Вопрос или проблема
У меня есть скрипт на Python, который я загружаю в Azure Function App (это триггер для blob storage). Моя функция время от времени достигает предела по памяти, и я подумал, что неплохо было бы вручную выполнить сборку мусора в конце скрипта, чтобы посмотреть, поможет ли это мне избежать превышения лимита. Вот что у меня сейчас в конце скрипта.
del blob_data_frame
del processed_df
if blob_data_frame1:
del blob_data_frame1
if blob_data_frame2:
del blob_data_frame2
for name in dir():
if not name.startswith(('_', 'blob', 'conn', 'engine_', 'myblob', 'params', 'processed_df', 'result')):
del globals()[name]
for name in dir():
if not name.startswith(('_', 'blob', 'conn', 'engine_', 'myblob', 'params', 'processed_df', 'result')):
del locals()[name]
Как вы можете видеть, кортеж startswith() становится довольно большим. Каждый раз, когда я запускаю скрипт, он выдает
Исключение: KeyError: {переменная}
с другой переменной, которую мне нужно добавить в этот кортеж. Меня пугает, что ни один из элементов в dir() не может быть удален и этот кортеж будет огромным. Кто-нибудь знает, почему это может происходить?
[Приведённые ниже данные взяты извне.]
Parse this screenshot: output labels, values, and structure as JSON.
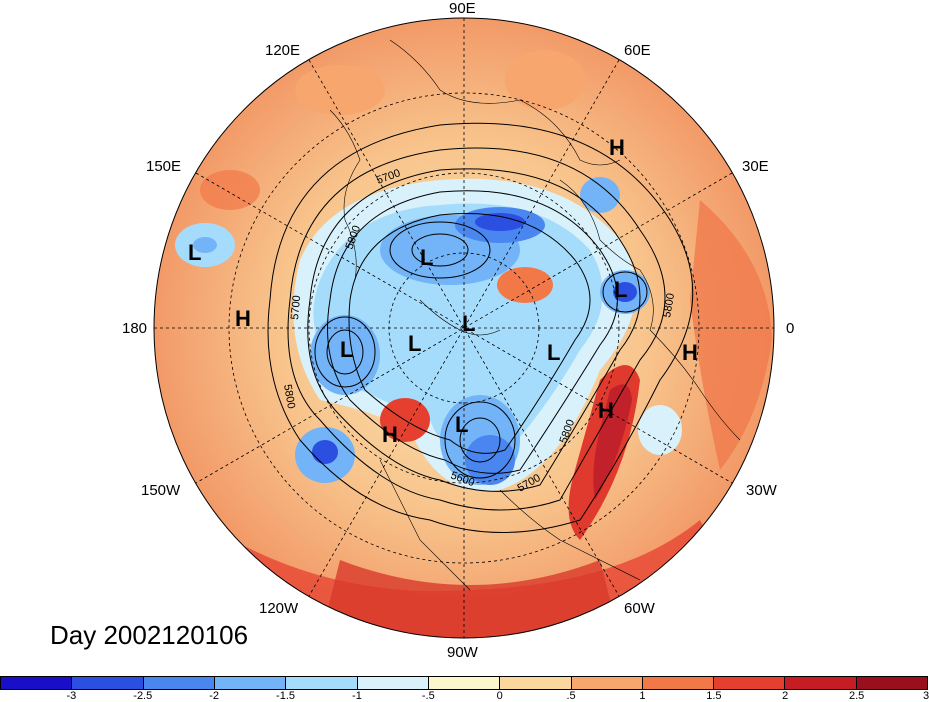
{
  "day_label": "Day 2002120106",
  "longitude_labels": {
    "top": "90E",
    "bottom": "90W",
    "left": "180",
    "right": "0",
    "upper_left_1": "120E",
    "upper_left_2": "150E",
    "upper_right_1": "60E",
    "upper_right_2": "30E",
    "lower_left_1": "150W",
    "lower_left_2": "120W",
    "lower_right_1": "30W",
    "lower_right_2": "60W"
  },
  "pressure_centers": [
    {
      "id": "H-top",
      "label": "H"
    },
    {
      "id": "L-far-left",
      "label": "L"
    },
    {
      "id": "H-left",
      "label": "H"
    },
    {
      "id": "L-upper-mid",
      "label": "L"
    },
    {
      "id": "L-right-upper",
      "label": "L"
    },
    {
      "id": "L-center-1",
      "label": "L"
    },
    {
      "id": "L-center-2",
      "label": "L"
    },
    {
      "id": "L-left-mid",
      "label": "L"
    },
    {
      "id": "L-center-right",
      "label": "L"
    },
    {
      "id": "H-right",
      "label": "H"
    },
    {
      "id": "H-lower-right",
      "label": "H"
    },
    {
      "id": "H-lower-left",
      "label": "H"
    },
    {
      "id": "L-lower-center",
      "label": "L"
    }
  ],
  "contour_labels": {
    "c1": "5700",
    "c2": "5800",
    "c3": "5700",
    "c4": "5800",
    "c5": "5800",
    "c6": "5700",
    "c7": "5600",
    "c8": "5800"
  },
  "colorbar": {
    "colors": [
      "#1a0fc9",
      "#2b4fe0",
      "#4a86f0",
      "#72b4f7",
      "#a6dcfb",
      "#d8f1fb",
      "#fbf6cc",
      "#fad79c",
      "#f7a66e",
      "#f27848",
      "#e5402f",
      "#c61d24",
      "#9a0f1c"
    ],
    "tick_labels": [
      "-3",
      "-2.5",
      "-2",
      "-1.5",
      "-1",
      "-.5",
      "0",
      ".5",
      "1",
      "1.5",
      "2",
      "2.5",
      "3"
    ]
  }
}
ПРАЗДНИК ДЛЯ БОЛЬШОЙ ЯСНОСТИ:
Ошибка возникает из строки del globals()[name]
.
Здесь ваша ошибка заключается в том, что вашего ключа не существует в globals. Что-то вроде этого решит вашу ошибку:
del blob_data_frame
del processed_df
if blob_data_frame1:
del blob_data_frame1
if blob_data_frame2:
del blob_data_frame2
for name in dir():
if globals().get(name) and not name.startswith(('_', 'blob', 'conn', 'engine_', 'myblob', 'params', 'processed_df', 'result')):
del globals()[name]
for name in dir():
if locals().get(name) and not name.startswith(('_', 'blob', 'conn', 'engine_', 'myblob', 'params', 'processed_df', 'result')):
del locals()[name]
Но я не уверен, что это хороший способ удаления, ваша первая часть, где вы вручную удаляете переменные, более производительна. Помните, что globals() в основном используется для отладки, чтобы увидеть, какие объекты находятся в глобальной области видимости, то же самое касается locals в вашем текущем контексте.
Ответ или решение
Ваша проблема связана с тем, что вы пытаетесь удалить переменные из глобального или локального пространства, но некоторые из них уже могут быть удалены или никогда не существовали, что и приводит к ошибкам KeyError
. Вы правильно заметили, что количество переменных, которые вы пытаетесь удалить, увеличивается, и это может привести к сложности управления памятью.
Вот несколько подходов для решения этой проблемы и уменьшения использования памяти в вашей Azure Function:
Решение 1: Удаление с проверкой наличия ключа
Вместо непосредственного удаления переменной через del globals()[name]
, вы можете использовать метод get()
, который позволит избежать возникновения ошибки, если переменной не существует:
if 'blob_data_frame' in globals():
del globals()['blob_data_frame']
if 'processed_df' in globals():
del globals()['processed_df']
if 'blob_data_frame1' in globals():
del globals()['blob_data_frame1']
if 'blob_data_frame2' in globals():
del globals()['blob_data_frame2']
for name in dir():
if name not in ('blob', 'conn', 'engine_', 'myblob', 'params', 'processed_df', 'result') and not name.startswith('_'):
if name in globals():
del globals()[name]
Решение 2: Использование gc.collect()
Вы можете также рассмотреть возможность использования модуля gc
(garbage collection) для управления памятью. Он позволяет вам явно вызывать сборщик мусора, что может также помочь в некоторых ситуациях:
import gc
# Ваш код
# Явный вызов сборщика мусора
gc.collect()
Решение 3: Упрощение управления переменными
Один из способов упростить управление памятью и избежать необходимости в ручном удалении переменных – сократить количество создаваемых временных переменных. Например, вместо создания больших DataFrame и их последующего удаления, старайтесь замещать их на этапе обработки, что поможет снизить распределение памяти.
Рекомендации
- Анализируйте использование памяти с помощью профайлеров, таких как
memory_profiler
, чтобы понять, где возникают утечки памяти. - Используйте Lazy Evaluation, чтобы задачи, не требующие немедленного вычисления, оставались без обработки до тех пор, пока это не станет необходимо.
- Избегайте глобальных переменных, если это возможно, и используйте функции и классы для большей инкапсуляции.
Следуя перечисленным рекомендациям, вы сможете уменьшить вероятность возникновения ошибок и улучшить управление памятью в вашем Azure Function.